Она заученно отчеканила последние слова, видимо не раз интересуясь подобным вопросом и перемалывая его.
– Но ведь вы уже давали показания как квартирная хозяйка по делу покушения на Алексея, – возмутилась Соня, – и никто не поднял вопроса о ваших налогах.
– Так и нечего на рожон лезть. Начнут копать, поднимут. Не слишком ли много происшествий в одной квартире? Никого я вызывать не буду, тем более вы съезжаете.
Девушки уложили Сонины вещи в пакеты, вещи Алексея – в коробки. В скором времени должен был подъехать Роман, помочь с погрузкой. Оля радовалась дополнительным полезным предметам: утюгу, новеньким кастрюлькам, с нежной росписью тарелочкам, аккуратненьким дорогим чашкам для кофе и прочим изящностям быта. Хозяйка, ожидая ключ, любезно согласилась заняться разморозкой холодильника. Соня собиралась выбросить оставшиеся продукты, но Ольга запротестовала. Она не могла позволить такой роскоши не только себе, но и другим, даже после знакомства с москвичом Романом. Положила молоко и баночку с кофе в свою сумку. Остатки круп тоже не остались без внимания и были благополучно уложены.
На солнечном пляже волнение девушек немного улеглось, но расслабиться и наслаждаться общением уже никто не мог. И хотя Оксане не приходилось до сегодняшнего момента оказаться в роли души компании ровесников, она без удивления, разве что только с удовольствием, ловила восхищенные взгляды и желание молодых людей поинтересоваться ее мнением скорее других. Соня также привлекала внимание, но поддерживала разговор неохотно, а Оленька, прильнув к плечу избранника, наслаждалась его присутствием в своей жизни. Когда же распаленный тонким умом, красотой в огранке, какая встречается лишь в голливудских картинах, а более всего холодной высокомерностью и самодостаточностью, один из молодых людей отозвал Оксану в сторону и стеснительно открылся ей, она не повела и бровью и вежливо отказала. Ей доставило удовольствие быть неприступной и оттого мучительно желаемой.

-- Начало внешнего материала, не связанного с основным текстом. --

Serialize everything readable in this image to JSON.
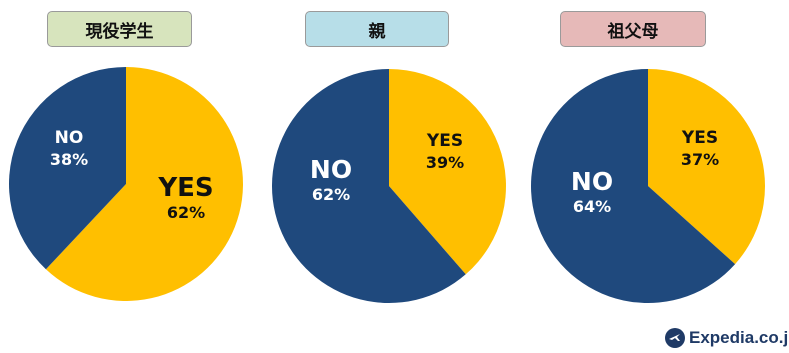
{
  "colors": {
    "yes": "#FFBF00",
    "no": "#1F497D"
  },
  "chart_data": [
    {
      "type": "pie",
      "title": "現役学生",
      "title_bg": "#D7E4BD",
      "slices": [
        {
          "label": "YES",
          "value": 62,
          "text": "62%"
        },
        {
          "label": "NO",
          "value": 38,
          "text": "38%"
        }
      ]
    },
    {
      "type": "pie",
      "title": "親",
      "title_bg": "#B7DEE8",
      "slices": [
        {
          "label": "YES",
          "value": 39,
          "text": "39%"
        },
        {
          "label": "NO",
          "value": 62,
          "text": "62%"
        }
      ]
    },
    {
      "type": "pie",
      "title": "祖父母",
      "title_bg": "#E6B9B8",
      "slices": [
        {
          "label": "YES",
          "value": 37,
          "text": "37%"
        },
        {
          "label": "NO",
          "value": 64,
          "text": "64%"
        }
      ]
    }
  ],
  "brand": {
    "name": "Expedia.co.jp",
    "icon": "plane-icon"
  }
}
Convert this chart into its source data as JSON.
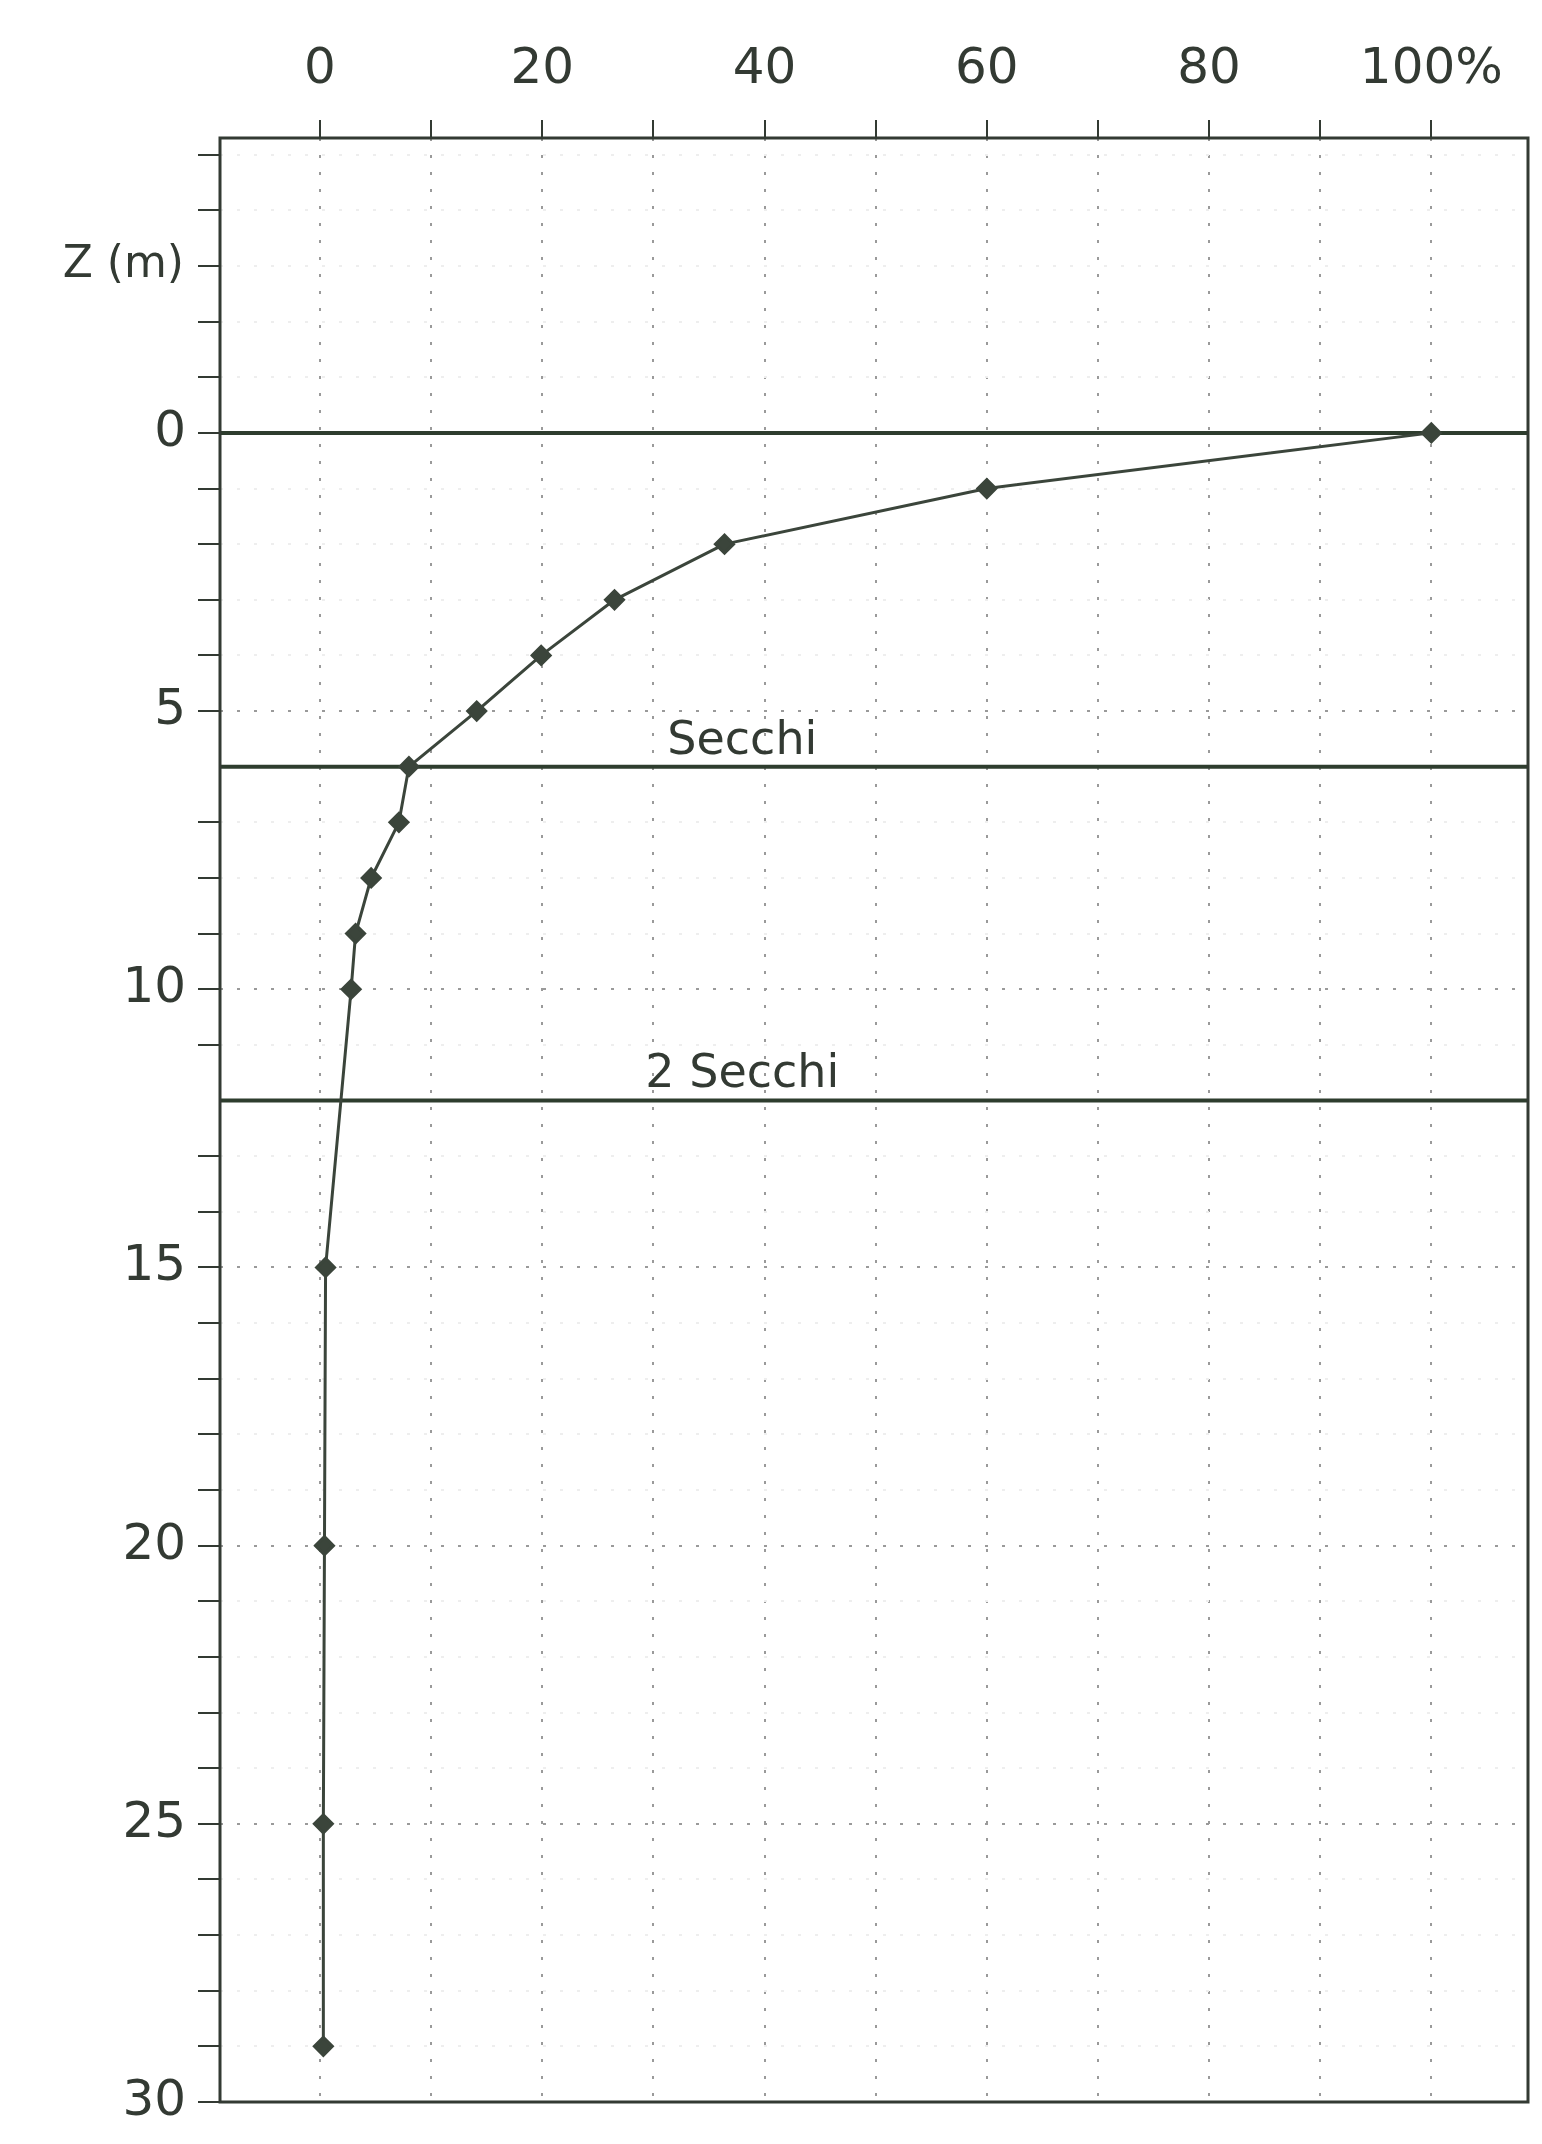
{
  "chart_data": {
    "type": "line",
    "ylabel": "Z (m)",
    "x": [
      100,
      60,
      36.4,
      26.5,
      19.9,
      14.1,
      8.0,
      7.1,
      4.6,
      3.2,
      2.8,
      0.5,
      0.4,
      0.3,
      0.3
    ],
    "series": [
      {
        "color": "#3b453b",
        "values": [
          0,
          1,
          2,
          3,
          4,
          5,
          6,
          7,
          8,
          9,
          10,
          15,
          20,
          25,
          29
        ]
      }
    ],
    "xlim": [
      -9,
      108.7
    ],
    "xticks": [
      0,
      {
        "value": 10,
        "label": null
      },
      20,
      {
        "value": 30,
        "label": null
      },
      40,
      {
        "value": 50,
        "label": null
      },
      60,
      {
        "value": 70,
        "label": null
      },
      80,
      {
        "value": 90,
        "label": null
      },
      {
        "value": 100,
        "label": "100%"
      }
    ],
    "ylim": [
      30,
      -5.3
    ],
    "yticks": [
      {
        "value": -5,
        "label": null
      },
      {
        "value": -4,
        "label": null
      },
      {
        "value": -3,
        "label": null
      },
      {
        "value": -2,
        "label": null
      },
      {
        "value": -1,
        "label": null
      },
      0,
      {
        "value": 1,
        "label": null
      },
      {
        "value": 2,
        "label": null
      },
      {
        "value": 3,
        "label": null
      },
      {
        "value": 4,
        "label": null
      },
      5,
      {
        "value": 7,
        "label": null
      },
      {
        "value": 8,
        "label": null
      },
      {
        "value": 9,
        "label": null
      },
      10,
      {
        "value": 11,
        "label": null
      },
      {
        "value": 13,
        "label": null
      },
      {
        "value": 14,
        "label": null
      },
      15,
      {
        "value": 16,
        "label": null
      },
      {
        "value": 17,
        "label": null
      },
      {
        "value": 18,
        "label": null
      },
      {
        "value": 19,
        "label": null
      },
      20,
      {
        "value": 21,
        "label": null
      },
      {
        "value": 22,
        "label": null
      },
      {
        "value": 23,
        "label": null
      },
      {
        "value": 24,
        "label": null
      },
      25,
      {
        "value": 26,
        "label": null
      },
      {
        "value": 27,
        "label": null
      },
      {
        "value": 28,
        "label": null
      },
      {
        "value": 29,
        "label": null
      },
      30
    ],
    "ref_lines": [
      {
        "axis": "y",
        "value": 0,
        "label": null,
        "color": "#2e3d2e"
      },
      {
        "axis": "y",
        "value": 6,
        "label": "Secchi",
        "color": "#2e3d2e"
      },
      {
        "axis": "y",
        "value": 12,
        "label": "2 Secchi",
        "color": "#2e3d2e"
      }
    ],
    "grid": true,
    "marker": "diamond",
    "line_style": "solid",
    "legend": false
  }
}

Вы, конечно, обратили внимание, что я не описываю подробно эту сцену, где прежняя Оксана, несомненно, впитала бы каждый нюанс, стремясь постичь все тонкости человеческих отношений, волновалась бы, едва избавившись от социофобии, анализировала бы свои ощущения и так далее, в духе одномерного, как чистый лист, взгляда на жизнь. Ей больше было незачем теперь искать во взглядах, словах, поступках людей подтверждения значимости своей сущности. Это они пропитывались ее уверенностью, подсознательно приходя к мнению, что она важная птица, никак не меньше. Если бы красавица Соня не сидела с опущенными плечами и депрессивным взглядом, то наверняка была бы легкой и такой же привлекательной в общении. Но в Оксане чувствовалась едва уловимая недосягаемость, не от бестактно выраженной скуки к молодым людям, а от собственного её неведения этой черты в себе.
* * *
Мастера все еще не было и вестей от него тоже. Оксана поплескалась в джакузи и легла в постель, включив телевизор. Она вся была в противоречивых эмоциях под впечатлением от криминального утра и от не дающей ей покоя страшной тайны, возможно, существующей в прошлом сестры. Она уже стала засыпать под последние нотки включенного на таймер телевизора, как в ее дверь постучали, и вошла Полина.
– Оксана, тебя к телефону. Подруга. Вся какая-то суматошная.
Оксана устремилась вниз по лестнице, взяла снятую трубку.
– Олю увезли в больницу, – выплеснул Сонин голос.
– Что случилось?
– Сама пока не знаю. Ей внезапно стало очень плохо. Дикая головная боль и головокружение. Вся была какая-то возбужденная, даже слишком. Я чуть не сошла с ума, думала, что высокая температура, и она бредит. Потом у нее началась рвота, и совсем поехала крыша. Я вызвала от соседей “скорую” и Романа. Пока “скорая” ехала, у нее начались судороги. Представляешь?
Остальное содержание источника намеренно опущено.